Few comparative studies between CABG and PCI, including the current study by Yang and colleagues [10], adequately account for location and complexity of lesions, size of target vessels, and quality of distal outflow, all strong determinants of late clinical outcome. Randomized trials can eliminate this confounding effect, but as mentioned previously, these have hedged the issue by randomizing select anatomic subgroups and have often excluded more complex cases. Patients with blockages in small coronary arteries (<2.75 mm) were excluded from the ARTS trial. The authors of the ARTS trial stated that their study also avoided patients with lesions nonamenable to PCI, such as chronic total occlusions in an attempt to show complete revascularization in all randomized patients [13]. As a result, the anatomic disease complexity of the ARTS patients was actually lower than even the BARI trial patients, which was performed 5 years earlier in the pre-stent era [13]. Although currently enrolling trials of DES versus CABG including SYNTAX (Synergy Between Percutaneous Coronary Intervention With Taxus and Cardiac Surgery) and FREEDOM (Future Revascularization Evaluation in Patients With Diabetes Mellitus—Optimal Management of Multivessel Disease) have encouraged inclusion of a wider variety of lesions sets into the randomization, data from the SYNTAX run-in phase suggests that significant variation in anatomic complexity between PCI and CABG patients still exists [15]. Indeed the registries of the nonrandomized patients screened for these trials may provide as much robust data regarding revascularization outcomes as the randomized analysis.
There is also a growing concern about stent thrombosis (ST) in these more complex lesion sets. Early ST was reported to occur in 1% to 1.5% of patients enrolled in the early DES trials in which patients typically received only a single stent and had less complex lesions [16, 17]. In the ARTS trial, ST occurred in 1.1% of stented lesions, but 2.8% of patients at 1 year with single antiplatelet therapy [3]. The potential additive effects of ST in multivessel stenting procedures is yet to be determined. Increased rates of ST with DES versus BMS have recently been reported with more complex lesion types (including long lesions and calcified lesions) and in diabetics [18, 19]. It is not possible to clarify the relative roles of stent thrombosis, re-stenosis, disease progression, and incomplete revascularization from the current analysis by Yang and colleagues [10], but a combination of these factors lead to their finding of increased myocardial infarction after PCI with DES in this small group of patients.
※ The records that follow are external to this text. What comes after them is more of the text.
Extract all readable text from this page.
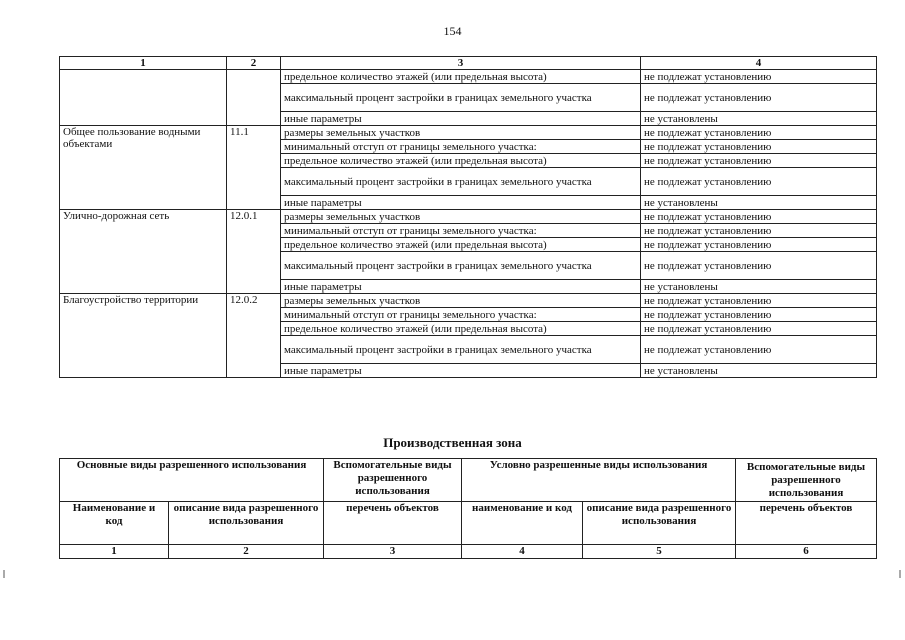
154
1	2	3	4
		предельное количество этажей (или предельная высота)	не подлежат установлению
		максимальный процент застройки в границах земельного участка	не подлежат установлению
		иные параметры	не установлены
Общее пользование водными объектами	11.1	размеры земельных участков	не подлежат установлению
		минимальный отступ от границы земельного участка:	не подлежат установлению
		предельное количество этажей (или предельная высота)	не подлежат установлению
		максимальный процент застройки в границах земельного участка	не подлежат установлению
		иные параметры	не установлены
Улично-дорожная сеть	12.0.1	размеры земельных участков	не подлежат установлению
		минимальный отступ от границы земельного участка:	не подлежат установлению
		предельное количество этажей (или предельная высота)	не подлежат установлению
		максимальный процент застройки в границах земельного участка	не подлежат установлению
		иные параметры	не установлены
Благоустройство территории	12.0.2	размеры земельных участков	не подлежат установлению
		минимальный отступ от границы земельного участка:	не подлежат установлению
		предельное количество этажей (или предельная высота)	не подлежат установлению
		максимальный процент застройки в границах земельного участка	не подлежат установлению
		иные параметры	не установлены
Производственная зона
Основные виды разрешенного использования		Вспомогательные виды разрешенного использования	Условно разрешенные виды использования		Вспомогательные виды разрешенного использования
Наименование и код	описание вида разрешенного использования	перечень объектов	наименование и код	описание вида разрешенного использования	перечень объектов
1	2	3	4	5	6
Although larger observational studies and clinical trials will continue to attempt to clarify the role of PCI, CABG and medical therapy in multivessel coronary disease, careful, stratified recruitment of specific anatomic subsets, and pre-specified subgroup comparisons will be required to provide definitive guidance. In the meantime, cardiovascular practitioners must distill, out of the data currently available, an optimal revascularization strategy individualized for each patient.